Dans les bilans annuels basés sur les chiffres de GfK, on donne souvent le prix moyen (ARP pour les anglophones, pour Average Retail Price), qui se calcule assez facilement, en divisant le chiffre d’affaires par les ventes en volume. ce qui donne la courbe suivante.

Deux choses à ce sujet. tout d’abord, ce n’est qu’une moyenne, c’est donc une donnée super pauvre, qui ne rend absolument pas compte de la complexité du marché qu’elle est sensée représenter. Il faut donc la manier avec précaution. En effet, on peut arriver à la même moyenne avec des situations très différentes : ainsi, les séries (1 1 1 1 16), (1 2 4 6 7) et (4 4 4 4 4) ont toute une moyenne de 4 pour cinq valeurs, mais ne sont en rien comparables (vous aussi, amusez-vous à en trouver d’autres). Ce premier point se retrouve lorsque l’on s’intéresse aux prix moyens des quatre grands segments identifiés par GfK sur le marché de la bande dessinée (BD DE GENRES, BD JEUNESSE, COMICS et MANGAS), comme on peut le voir ici.

Deuxième point qui a son importance : l’inflation, et notre difficulté à la prendre en compte dans notre perception des évolutions du marché. Ce qui fait que l’on trouve souvent que tout était moins cher « avant ». L’INSEE en assure le suivi, ici : Entre 2003 et 2019, le prix moyen sur le marché de la bande dessinée est passé de 9,3€ à 11,5€, soit une augmentation de 2,2€ (ou +24 % !). Sauf que la quasi totalité de cette augmentation s’explique par l’inflation (courbe pointillée sur le graphique ci-dessous). (pour les curieux, reportez-vous au Panorama de la Bande Dessinée publié l’année dernière, dans lequel j’évoque l’évolution du prix d’un album de Tintin depuis 1952, corrigée de l’inflation)

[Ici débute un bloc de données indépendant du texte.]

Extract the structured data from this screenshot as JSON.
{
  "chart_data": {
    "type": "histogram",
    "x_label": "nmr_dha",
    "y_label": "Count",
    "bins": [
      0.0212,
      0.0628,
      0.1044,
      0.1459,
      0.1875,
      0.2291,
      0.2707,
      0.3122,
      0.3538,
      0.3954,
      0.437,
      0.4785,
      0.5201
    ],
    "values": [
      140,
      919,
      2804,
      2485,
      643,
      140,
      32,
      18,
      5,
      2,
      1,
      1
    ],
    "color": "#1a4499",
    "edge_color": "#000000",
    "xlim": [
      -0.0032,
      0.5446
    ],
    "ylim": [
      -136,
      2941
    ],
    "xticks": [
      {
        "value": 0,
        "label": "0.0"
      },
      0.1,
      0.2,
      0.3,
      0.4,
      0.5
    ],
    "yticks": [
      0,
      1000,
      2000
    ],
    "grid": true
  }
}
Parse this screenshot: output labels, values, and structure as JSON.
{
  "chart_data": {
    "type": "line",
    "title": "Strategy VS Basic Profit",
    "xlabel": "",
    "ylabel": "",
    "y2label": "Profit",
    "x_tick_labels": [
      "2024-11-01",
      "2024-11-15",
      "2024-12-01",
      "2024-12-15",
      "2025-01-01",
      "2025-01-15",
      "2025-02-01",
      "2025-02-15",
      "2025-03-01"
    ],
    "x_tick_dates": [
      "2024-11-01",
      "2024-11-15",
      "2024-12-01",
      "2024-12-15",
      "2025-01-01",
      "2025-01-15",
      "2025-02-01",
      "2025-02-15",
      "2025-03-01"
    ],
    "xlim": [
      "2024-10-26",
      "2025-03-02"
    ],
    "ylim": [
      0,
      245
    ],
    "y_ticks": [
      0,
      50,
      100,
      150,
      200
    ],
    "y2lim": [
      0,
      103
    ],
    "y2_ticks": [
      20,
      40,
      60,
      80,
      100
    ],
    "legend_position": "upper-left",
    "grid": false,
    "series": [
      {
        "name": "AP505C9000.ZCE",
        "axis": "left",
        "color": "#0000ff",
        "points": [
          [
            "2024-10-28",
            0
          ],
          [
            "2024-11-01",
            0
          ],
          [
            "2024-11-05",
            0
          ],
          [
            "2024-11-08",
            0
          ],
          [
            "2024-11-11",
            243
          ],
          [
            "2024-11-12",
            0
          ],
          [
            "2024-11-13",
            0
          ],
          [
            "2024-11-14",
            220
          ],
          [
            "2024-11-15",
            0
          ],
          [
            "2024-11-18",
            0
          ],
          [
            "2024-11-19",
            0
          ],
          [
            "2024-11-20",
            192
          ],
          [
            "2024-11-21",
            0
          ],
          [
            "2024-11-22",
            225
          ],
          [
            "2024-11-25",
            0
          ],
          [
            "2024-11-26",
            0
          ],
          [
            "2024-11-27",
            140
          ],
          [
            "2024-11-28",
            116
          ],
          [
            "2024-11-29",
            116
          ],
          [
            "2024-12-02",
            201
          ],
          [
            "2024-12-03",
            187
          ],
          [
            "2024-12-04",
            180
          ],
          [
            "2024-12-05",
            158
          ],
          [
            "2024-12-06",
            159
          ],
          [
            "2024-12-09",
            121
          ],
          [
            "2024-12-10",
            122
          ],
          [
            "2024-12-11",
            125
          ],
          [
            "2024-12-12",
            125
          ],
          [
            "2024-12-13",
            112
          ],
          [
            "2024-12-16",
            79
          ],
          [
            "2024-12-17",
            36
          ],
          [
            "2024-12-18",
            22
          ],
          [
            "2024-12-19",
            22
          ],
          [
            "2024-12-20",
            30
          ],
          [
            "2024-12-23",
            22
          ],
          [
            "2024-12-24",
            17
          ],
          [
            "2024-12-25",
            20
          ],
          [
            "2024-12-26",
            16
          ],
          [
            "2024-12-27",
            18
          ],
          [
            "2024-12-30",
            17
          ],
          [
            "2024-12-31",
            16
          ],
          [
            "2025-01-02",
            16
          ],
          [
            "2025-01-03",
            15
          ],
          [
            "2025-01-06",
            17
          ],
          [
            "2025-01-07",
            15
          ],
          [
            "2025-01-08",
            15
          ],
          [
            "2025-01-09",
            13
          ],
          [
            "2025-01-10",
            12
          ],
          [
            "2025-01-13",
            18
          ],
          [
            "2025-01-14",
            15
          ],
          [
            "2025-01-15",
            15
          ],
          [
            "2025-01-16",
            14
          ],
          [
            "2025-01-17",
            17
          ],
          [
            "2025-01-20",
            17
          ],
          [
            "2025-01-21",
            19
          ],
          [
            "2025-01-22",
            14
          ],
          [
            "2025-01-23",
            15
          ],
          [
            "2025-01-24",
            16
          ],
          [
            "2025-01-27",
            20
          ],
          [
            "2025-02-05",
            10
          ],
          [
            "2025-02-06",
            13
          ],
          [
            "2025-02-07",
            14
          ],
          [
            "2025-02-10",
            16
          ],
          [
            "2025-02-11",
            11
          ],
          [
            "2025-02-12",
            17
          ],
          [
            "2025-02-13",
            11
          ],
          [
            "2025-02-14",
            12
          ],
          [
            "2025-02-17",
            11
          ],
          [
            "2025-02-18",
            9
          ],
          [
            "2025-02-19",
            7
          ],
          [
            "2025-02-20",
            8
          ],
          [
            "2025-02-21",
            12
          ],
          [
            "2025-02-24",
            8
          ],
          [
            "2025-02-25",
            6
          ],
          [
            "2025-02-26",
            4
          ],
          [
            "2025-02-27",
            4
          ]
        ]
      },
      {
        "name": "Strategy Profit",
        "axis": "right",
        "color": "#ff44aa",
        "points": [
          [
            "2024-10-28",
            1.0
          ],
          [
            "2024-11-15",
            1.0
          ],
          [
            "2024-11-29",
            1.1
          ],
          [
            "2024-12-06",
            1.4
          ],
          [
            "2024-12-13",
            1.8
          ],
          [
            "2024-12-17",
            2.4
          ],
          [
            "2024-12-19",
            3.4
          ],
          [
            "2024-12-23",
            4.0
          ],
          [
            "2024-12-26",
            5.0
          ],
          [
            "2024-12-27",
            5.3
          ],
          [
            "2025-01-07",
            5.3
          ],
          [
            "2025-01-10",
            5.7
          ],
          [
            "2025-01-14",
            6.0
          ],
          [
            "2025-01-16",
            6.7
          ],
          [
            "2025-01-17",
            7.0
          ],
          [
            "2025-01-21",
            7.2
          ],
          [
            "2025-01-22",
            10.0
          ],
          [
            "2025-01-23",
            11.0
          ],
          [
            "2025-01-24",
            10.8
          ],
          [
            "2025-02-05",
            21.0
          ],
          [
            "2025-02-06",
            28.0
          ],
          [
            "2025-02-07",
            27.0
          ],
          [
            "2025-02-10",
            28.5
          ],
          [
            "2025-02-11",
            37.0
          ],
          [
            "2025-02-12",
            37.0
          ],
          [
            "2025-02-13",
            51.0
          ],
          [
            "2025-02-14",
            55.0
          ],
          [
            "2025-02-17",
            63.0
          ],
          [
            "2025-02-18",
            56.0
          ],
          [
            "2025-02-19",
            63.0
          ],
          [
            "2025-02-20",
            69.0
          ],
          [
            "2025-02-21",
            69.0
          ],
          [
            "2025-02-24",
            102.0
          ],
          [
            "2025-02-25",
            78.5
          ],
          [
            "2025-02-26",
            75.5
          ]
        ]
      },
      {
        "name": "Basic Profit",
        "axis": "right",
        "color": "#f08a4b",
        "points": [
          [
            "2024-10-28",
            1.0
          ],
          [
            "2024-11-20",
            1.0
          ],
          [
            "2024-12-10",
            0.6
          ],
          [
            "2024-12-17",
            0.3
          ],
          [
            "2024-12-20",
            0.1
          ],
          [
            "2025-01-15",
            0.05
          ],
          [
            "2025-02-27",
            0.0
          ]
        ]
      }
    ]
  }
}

Soyons honnête, les choses sont beaucoup plus compliquées quand on commence à regarder segment par segment, et l’inflation ressort beaucoup plus comme un facteur contextuel global que comme une variable explicative. Il nous faut donc un nouvel outil. Après pas mal de tâtonnements, voici ce que j’ai trouvé qui fonctionne le mieux : considérer la répartition des ventes en volumes selon le prix moyen de vente des ouvrages pour l’année considérée. C’est un peu lourd à mettre en œuvre, mais c’est assez efficace. L’avantage de cette approche, c’est qu’elle permet d’identifier facilement les « standards » de prix sur le marché, de suivre leur évolution dans le temps — et d’apporter des éléments d’explication à ces dynamiques. Voici la courbe pour l’ensemble du marché, mettant en perspective l’évolution de sa structure selon le prix pour la période 2010-2012, et la période 2018-2020. Les abscisses sont en euro, les ordonnées en millions d’exemplaires.

On y remarque la présence du standard « manga » autour de 7€, qui est stable entre les deux périodes ; et deux standards (autour de 10-11€ et de 14-15€) qui ont évolué à la hausse, et qui correspondent à ce que l’on rencontre du côté de la bande dessinée franco-belge. A noter que l’évolution à la hausse de ces deux standards s’explique essentiellement par l’inflation (14€ de 2011 correspondant à 15,1€ de 2019). Le manga ressort plutôt comme une anomalie, en maintenant volontairement un positionnement sur un niveau de prix autour de 7€.
Le graphique montre aussi l’arrivée des collections à petit prix (autour de 3€), mais aussi un plus grand nombre d’ouvrages à des prix supérieurs à 17€ (et peut-être le début de l’apparition d’un nouveau standard autour de 20€). Ce sont généralement des ouvrages qui correspondent aussi à une offre éditoriale qui s’écarte sensiblement du format de l’album (ce que l’on couvre souvent sous l’appellation assez floue de « roman graphique »), et qui justifient ainsi d’un prix plus élevé. Mais on voit bien comment l’évolution du prix moyen du marché est plus impactée par l’augmentation (naturelle) des prix « standards », qui concentrent la majorité des ventes, que par l’introduction de ces ouvrages à prix plus élevés.